Così accade, ad esempio, nell’opera teatrale pirandelliana Così è se vi pare. In un paesino sono da poco giunti il signor Ponza con la moglie e la suocera di lui, la signora Frola. Questa afferma di essere la madre della moglie di Ponza e che il genero, geloso, non le permette di vedere la figlia. Per Ponza, invece, la sua prima moglie era la figlia della signora Frola, ma quando morì, lui si risposò e la mamma impazzì, credendo di vedere sempre nella nuova moglie sua figlia.  Il lettore e lo spettatore non verranno mai a sapere quale sia la verità, neppure alla fine dell’opera quando suocera e genero sono convocati davanti al prefetto perché si possa conoscere la verità. Con lo sconcerto di tutti la signora Ponza affermerà: «Per me, io sono colei che mi si crede». Il relativismo gnoseologico, ovvero l’impossibilità di conoscere quale sia la verità, lascia l’uomo solo in mezzo al buio caotico dell’esistenza. Non è possibile farsi vera compagnia se non si distinguono la strada  e la meta. 

Il romanziere Alberto Moravia (1907-1990), invece, presenta la realtà come inadeguata e insufficiente. Quando si elimina il Mistero, niente sembra valere la considerazione dell’uomo. Così si vede, ad esempio, nel romanzo La noia in cui un pittore di nome Dino si lega sentimentalmente alla giovane Cecilia. Il rapporto tra i due si traduce in un rapporto concepito esclusivamente dal punto di vista sessuale, senza alcuna condivisione affettiva, intellettuale ed esistenziale. Dino non riesce a creare alcun legame con la sua compagna. Per quanto lui si ricorda, ha sempre sofferto di noia. Questa non è, però, da intendersi come il contrario del divertimento e della distrazione.
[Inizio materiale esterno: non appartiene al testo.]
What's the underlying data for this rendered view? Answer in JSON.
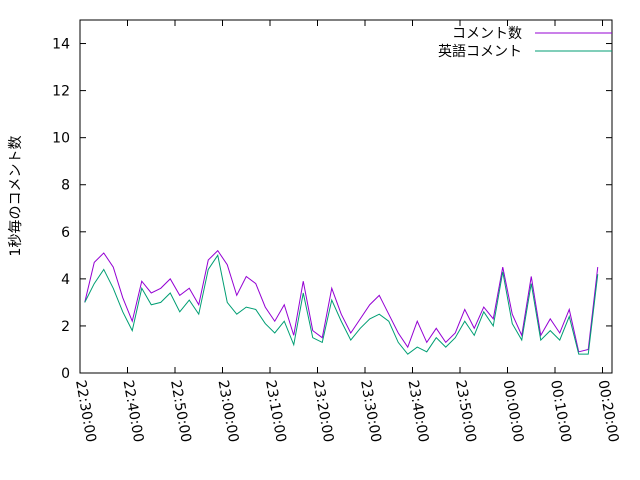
{
  "chart_data": {
    "type": "line",
    "ylabel": "1秒毎のコメント数",
    "x": [
      "22:31:00",
      "22:33:00",
      "22:35:00",
      "22:37:00",
      "22:39:00",
      "22:41:00",
      "22:43:00",
      "22:45:00",
      "22:47:00",
      "22:49:00",
      "22:51:00",
      "22:53:00",
      "22:55:00",
      "22:57:00",
      "22:59:00",
      "23:01:00",
      "23:03:00",
      "23:05:00",
      "23:07:00",
      "23:09:00",
      "23:11:00",
      "23:13:00",
      "23:15:00",
      "23:17:00",
      "23:19:00",
      "23:21:00",
      "23:23:00",
      "23:25:00",
      "23:27:00",
      "23:29:00",
      "23:31:00",
      "23:33:00",
      "23:35:00",
      "23:37:00",
      "23:39:00",
      "23:41:00",
      "23:43:00",
      "23:45:00",
      "23:47:00",
      "23:49:00",
      "23:51:00",
      "23:53:00",
      "23:55:00",
      "23:57:00",
      "23:59:00",
      "00:01:00",
      "00:03:00",
      "00:05:00",
      "00:07:00",
      "00:09:00",
      "00:11:00",
      "00:13:00",
      "00:15:00",
      "00:17:00",
      "00:19:00"
    ],
    "series": [
      {
        "name": "コメント数",
        "color": "#9400d3",
        "values": [
          3.0,
          4.7,
          5.1,
          4.5,
          3.2,
          2.2,
          3.9,
          3.4,
          3.6,
          4.0,
          3.3,
          3.6,
          2.9,
          4.8,
          5.2,
          4.6,
          3.3,
          4.1,
          3.8,
          2.8,
          2.2,
          2.9,
          1.6,
          3.9,
          1.8,
          1.5,
          3.6,
          2.5,
          1.7,
          2.3,
          2.9,
          3.3,
          2.5,
          1.7,
          1.1,
          2.2,
          1.3,
          1.9,
          1.3,
          1.7,
          2.7,
          1.9,
          2.8,
          2.3,
          4.5,
          2.5,
          1.6,
          4.1,
          1.6,
          2.3,
          1.7,
          2.7,
          0.9,
          1.0,
          4.5
        ]
      },
      {
        "name": "英語コメント",
        "color": "#009e73",
        "values": [
          3.0,
          3.8,
          4.4,
          3.6,
          2.6,
          1.8,
          3.6,
          2.9,
          3.0,
          3.4,
          2.6,
          3.1,
          2.5,
          4.4,
          5.0,
          3.0,
          2.5,
          2.8,
          2.7,
          2.1,
          1.7,
          2.2,
          1.2,
          3.4,
          1.5,
          1.3,
          3.1,
          2.2,
          1.4,
          1.9,
          2.3,
          2.5,
          2.2,
          1.3,
          0.8,
          1.1,
          0.9,
          1.5,
          1.1,
          1.5,
          2.2,
          1.6,
          2.6,
          2.0,
          4.3,
          2.1,
          1.4,
          3.8,
          1.4,
          1.8,
          1.4,
          2.4,
          0.8,
          0.8,
          4.2
        ]
      }
    ],
    "xlim": [
      "22:30:00",
      "00:22:00"
    ],
    "xticks": [
      "22:30:00",
      "22:40:00",
      "22:50:00",
      "23:00:00",
      "23:10:00",
      "23:20:00",
      "23:30:00",
      "23:40:00",
      "23:50:00",
      "00:00:00",
      "00:10:00",
      "00:20:00"
    ],
    "ylim": [
      0,
      15
    ],
    "yticks": [
      0,
      2,
      4,
      6,
      8,
      10,
      12,
      14
    ],
    "legend": "top-right"
  }
}
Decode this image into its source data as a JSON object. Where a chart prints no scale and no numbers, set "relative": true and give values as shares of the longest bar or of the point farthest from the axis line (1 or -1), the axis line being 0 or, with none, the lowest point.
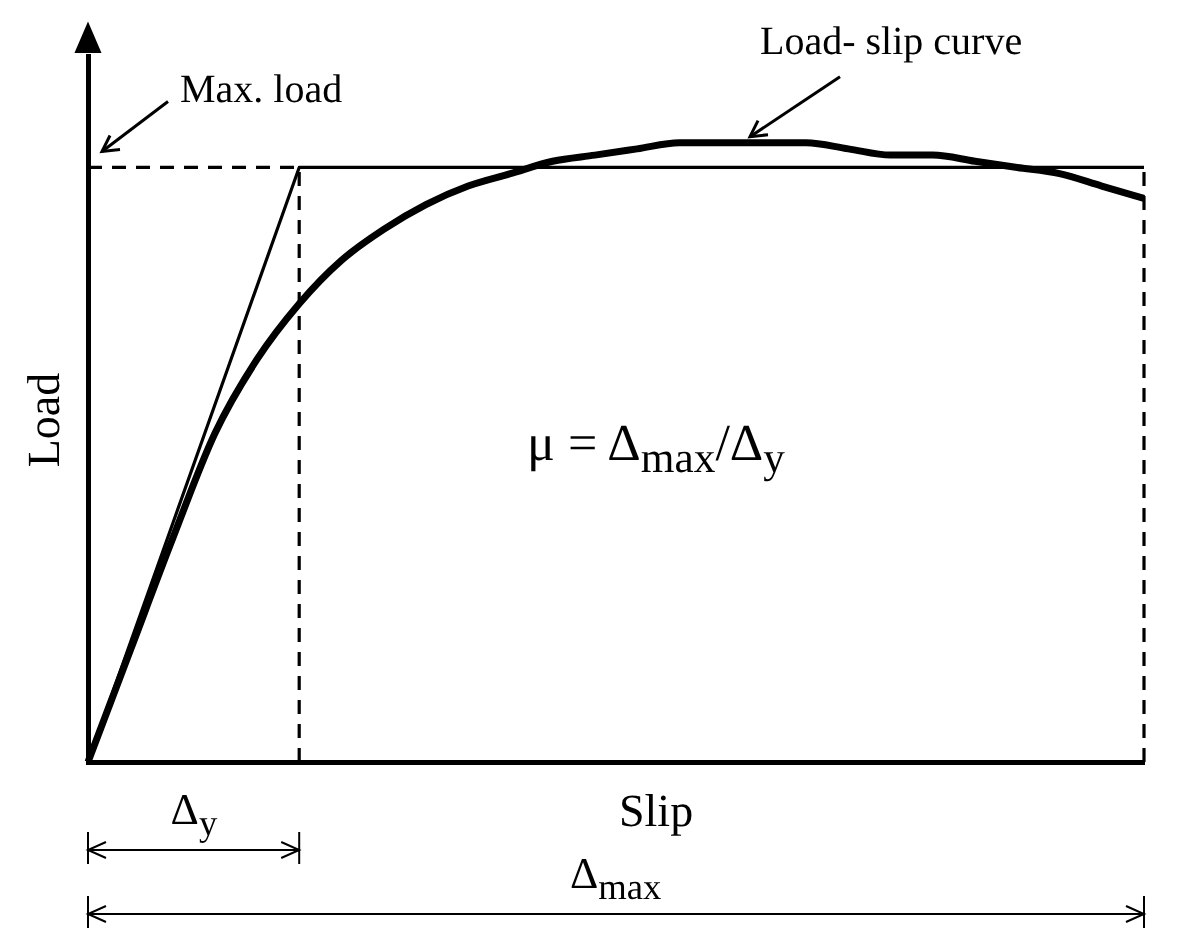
{
  "chart_data": {
    "type": "line",
    "relative": true,
    "xlabel": "Slip",
    "ylabel": "Load",
    "categories": [
      null,
      null,
      null,
      null,
      null,
      null,
      null,
      null,
      null,
      null,
      null,
      null,
      null,
      null,
      null,
      null,
      null,
      null,
      null,
      null,
      null,
      null,
      null,
      null,
      null,
      null
    ],
    "series": [
      {
        "color": "#000000",
        "line_style": "solid",
        "values": [
          0,
          0.18,
          0.36,
          0.53,
          0.65,
          0.74,
          0.81,
          0.86,
          0.9,
          0.93,
          0.95,
          0.97,
          0.98,
          0.99,
          1,
          1,
          1,
          1,
          0.99,
          0.98,
          0.98,
          0.97,
          0.96,
          0.95,
          0.93,
          0.91
        ]
      },
      {
        "color": "#000000",
        "line_style": "solid",
        "values": [
          0,
          0.192,
          0.384,
          0.576,
          0.768,
          0.96,
          0.96,
          0.96,
          0.96,
          0.96,
          0.96,
          0.96,
          0.96,
          0.96,
          0.96,
          0.96,
          0.96,
          0.96,
          0.96,
          0.96,
          0.96,
          0.96,
          0.96,
          0.96,
          0.96,
          0.96
        ]
      },
      {
        "color": "#000000",
        "line_style": "dashed",
        "values": [
          0.96,
          0.96,
          0.96,
          0.96,
          0.96,
          0.96,
          null,
          null,
          null,
          null,
          null,
          null,
          null,
          null,
          null,
          null,
          null,
          null,
          null,
          null,
          null,
          null,
          null,
          null,
          null,
          null
        ]
      }
    ],
    "annotations": [
      "Max. load",
      "Load- slip curve",
      "μ = Δ$_{max}$/Δ$_{y}$",
      "Δ$_{y}$",
      "Δ$_{max}$"
    ],
    "grid": false,
    "legend": false,
    "marker": "none"
  }
}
Per Leopardi la noia è il sentimento più sublime che possa provare l’essere umano, riempie gli spazi che sono liberi dal piacere e dal dolore, è il desiderio della felicità allo stato puro, ovvero è rendersi conto che il nostro cuore desidera l’infinito e non può che essere soddisfatto che da esso. Insomma il Recanatese attribuisce al sentimento della noia un significato altamente positivo. Per Dino, invece, «la noia […] è propriamente una specie di insufficienza o inadeguatezza o scarsità  della realtà. Per adoperare una metafora, la realtà […] ha sempre fatto l’effetto sconcertante che fa una coperta troppo corta, ad un dormiente, in una notte d’inverno […]. Oppure la […] noia rassomiglia a un’interruzione frequente e misteriosa della corrente elettrica: un momento tutto è chiaro ed evidente […], un momento dopo non c’è più che buio e vuoto. Oppure, terzo paragone, la […] noia potrebbe  essere definita una malattia degli oggetti, consistente in un avvizzimento o perdita di vitalità quasi repentina».

Per Dino la realtà è assurda, perché è incapace di persuaderci della sua reale esistenza. La noia «non è che incomunicabilità», impossibilità a creare un legame con le persone e con le cose. Il pittore comprende che «la noia è impossibilità pratica a stare» con se stesso, la sola persona al mondo di cui non ci si può disfare in alcun modo. Il sesso è l’unico tentativo di Dino di comunicare, mentre sua madre comunica con lui solo con il denaro, che è il suo credo, assieme  alla «forma, la quale tra l’altro» impone «di essere praticante e, comunque, di rispettare le cose della religione». Dino è cresciuto, così, da una madre che non crede in niente.

L’educazione che ha accompagnato Dino in famiglia sembra essere paradigmatica della situazione familiare contemporanea: benessere economico, status sociale, svuotamento della tradizione religiosa, perbenismo non possono sostenere la crescita di un figlio che si trova, ben presto, in una «terra  desolata».